To obtain the low dimensional representation $y'$ of a test point $x'$, you'd first subtract the mean, then multiply by the weights:
$$y' = W (x_i' - \mu)$$
To reconstruct the original test point from the low dimensional representation, you'd multiply the low dimensional representation by the transposed weights, then add the mean back again:
$$\hat{x}' = W^T y' + \mu$$
The low dimensional representation discards information, so the reconstruction won't be perfect. Its error can be measured by the squared Euclidean distance between the original test point and the reconstruction:
$$\|x' - \hat{x}'\|^2$$
Therefore, the mean squared reconstruction error for the entire test set is:
$$L(W, \mu, X') =
\frac{1}{m} \sum_{i=1}^m
\left \|x_i' - \left ( W^T W (x'_i - \mu) + \mu \right ) \right \|^2$$
Repeat this procedure for all cross validation folds. Then take the mean reconstruction error across test sets, weighted by the number of points in each test set.
Example plot
For geometric intuition, here's an example with 2 dimensions and 1 principal component. The grey points are the training data. The blue points are test data, and the orange points are their reconstructions (in practice, there would be many more test points than this). The mean squared reconstruction error is the average squared length of the dashed lines.
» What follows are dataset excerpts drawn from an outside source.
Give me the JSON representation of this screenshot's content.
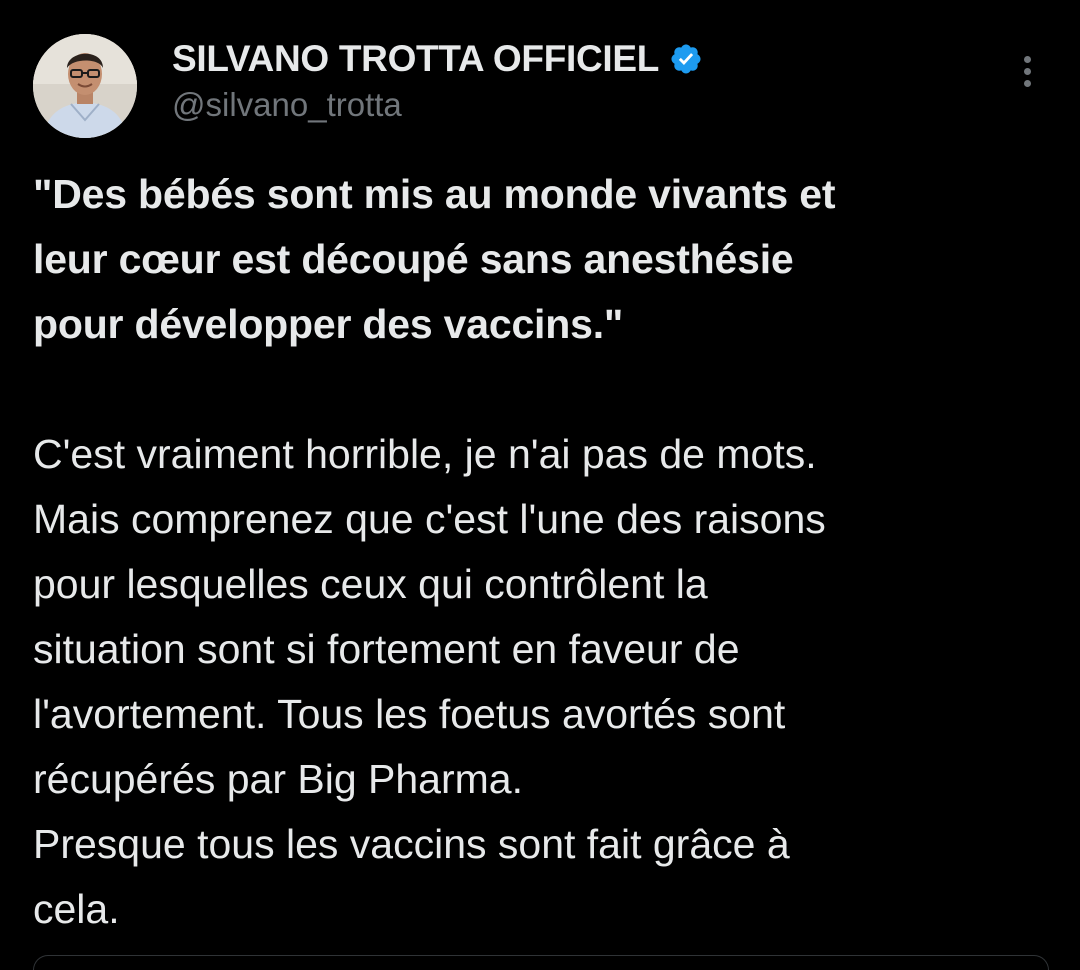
{
  "author": {
    "display_name": "SILVANO TROTTA OFFICIEL",
    "handle": "@silvano_trotta",
    "verified_icon": "verified-badge-icon",
    "verified_color": "#1d9bf0"
  },
  "menu": {
    "icon": "more-vertical-icon"
  },
  "tweet": {
    "quote_lines": [
      "\"Des bébés sont mis au monde vivants et",
      "leur cœur est découpé sans anesthésie",
      "pour développer des vaccins.\""
    ],
    "body_lines": [
      "C'est vraiment horrible, je n'ai pas de mots.",
      "Mais comprenez que c'est l'une des raisons",
      "pour lesquelles ceux qui contrôlent la",
      "situation sont si fortement en faveur de",
      "l'avortement. Tous les foetus avortés sont",
      "récupérés par Big Pharma.",
      "Presque tous les vaccins sont fait grâce à",
      "cela."
    ]
  },
  "colors": {
    "background": "#000000",
    "text": "#e7e9ea",
    "secondary_text": "#71767b",
    "border": "#2f3336"
  }
}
Fraction of variance accounted for
$R^2$ (the fraction of variance accounted for) is another way to measure performance. Test set $R^2$ can be computed from the test set reconstruction error:
$$R^2(W, \mu, X') =
1 - \frac{
  L(W, \mu, X')
}{
  \sum_{i=1}^m \|x'_i - \langle X' \rangle \|^2
}$$
where $\langle X' \rangle$ is the mean of the test set, so the denominator measures the mean squared distance from the test points to their mean (which is equal to the sum of the variance along each dimension).
A: The issue with reconstruction error given in the user20160's answer is that any set of principal components that spans the same subspace will have the same reconstruction error.  If your goal is reconstruction, then that's fine.
But, if you want any smaller subset of your principal components to be as good as possible for reconstruction, which is what PCA also promises, then that solution doesn't help you.  In fact, you can quantify how good a set of principal components is even if the components span the entire subspace.
Here's how.  Set everything up the same way as in user20160's answer.   However, let's centre everything so that we can forget about the means.  Let $S$ be the variance of the data:
\begin{align}
S &\triangleq Var(x)
\end{align}
I will also use the same notation as user20160 except my $W$ is going to match the cited paper below:
\begin{align}
  W &\triangleq \Gamma^{-\frac12}U^T
\end{align}
My $U$ is user20160's $W$.  It is the orthogonal matrix that the rotates the directions of greatest variation to the principal axes; these are the eigenvectors of the variance matrix $S$.  $\Gamma$ is the magnitude of the variances in each direction; these are the eigenvalues of $S$.  With this definition, $W$ is a whitening transformation, and we want to know how good $W$ is.
Let the variance matrix defined by the test data be
\begin{align}
S' \triangleq Var(x')
\end{align}
Define the cross-covariance matrix
\begin{align}
    \Phi &\triangleq Cov(y', x') \\
    &= Cov(Wx', x') \\
    &= WS'
\end{align}
Define the sum of squared-cross-covariances:
\begin{align}
    \phi_i &\triangleq \sum_{j=1}^d \Phi_{ij}^2 \\
    &= \sum_{j=1}^d Cov(y'_i, x'_i)^2.
\end{align}
Then, it has been shown† that PCA is the unique whitening transformation that maximizes $\phi_i$ subject to the constraint that they are in decreasing order.  On the training data, this sum would be maximized.  On the testing data, this sum of squared-cross-covariances quantifies how good your components are.